According to one pundit writing in the New York Times, the US in the past half century has witnessed, but also survived, many shocks to Americans’ image of themselves and the supremacy and legitimacy of their nation and its role in the world.

“The launch of Sputnik in the late 1950s ushered in early Cold War paranoia that the Americans were falling behind the Soviet Union,” he wrote. “In the 1970s — with Vietnam and Watergate and an oil embargo and stagflation and the hostage crisis in Iran — the US was suffering a ‘crisis of confidence,’ as president Jimmy Carter famously said.

“A decade later, Americans were told Japan, Inc. would overtake the US. Then, September 11, 2001 diminished our American sense of physical invulnerability, the Great Recession questioned the premise and the promise of American-style capitalism, and the Capitol riot of January 6, 2021 bared the fragility of the democratic model the US had long sought to export.”

All of that is true. The US remains, nonetheless, at the centre of much that is happening in the world today. Despite the harsh criticism of many prominent Trump allies that the war in Iran is ill-conceived and will end badly, other conservatives contend that this dangerous war may still finally move the Middle East beyond the structural religious strife that has defined its politics for 80 years, and whose solution has proven to be frustratingly intractable for every American president before Trump.

Furthermore, in the economic and financial sphere, the US dollar seems destined to remain the denomination of most of global commerce, despite the apparent rise of alternatives such as the Chinese yuan or some form of cryptocurrency.

Chinese president Xi Jinping has said he wants to replace the dollar with the Chinese yuan as the global reserve currency, but that isn’t about to happen. The yuan presently supports an estimated two percent of world commerce. The dollar supports 57 percent. While the dollar has indeed slipped in the past quarter-century, the main beneficiary has been the euro.

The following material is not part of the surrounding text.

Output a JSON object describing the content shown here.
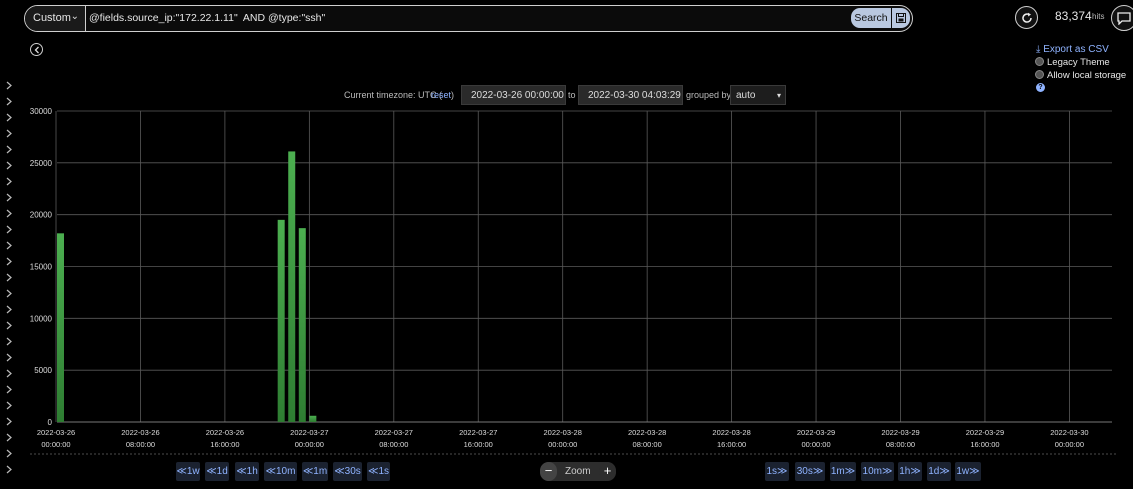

Parenthetically, this is yet another of so many reasons why Trump should tread much more carefully around America’s European allies. There is great economic power within the EU.

The main reason the Chinese yuan won’t replace the dollar in world trade is that China’s economy remains subject to tight, centrally managed controls. The global reserve currency needs to be freely convertible. China won’t agree to do that.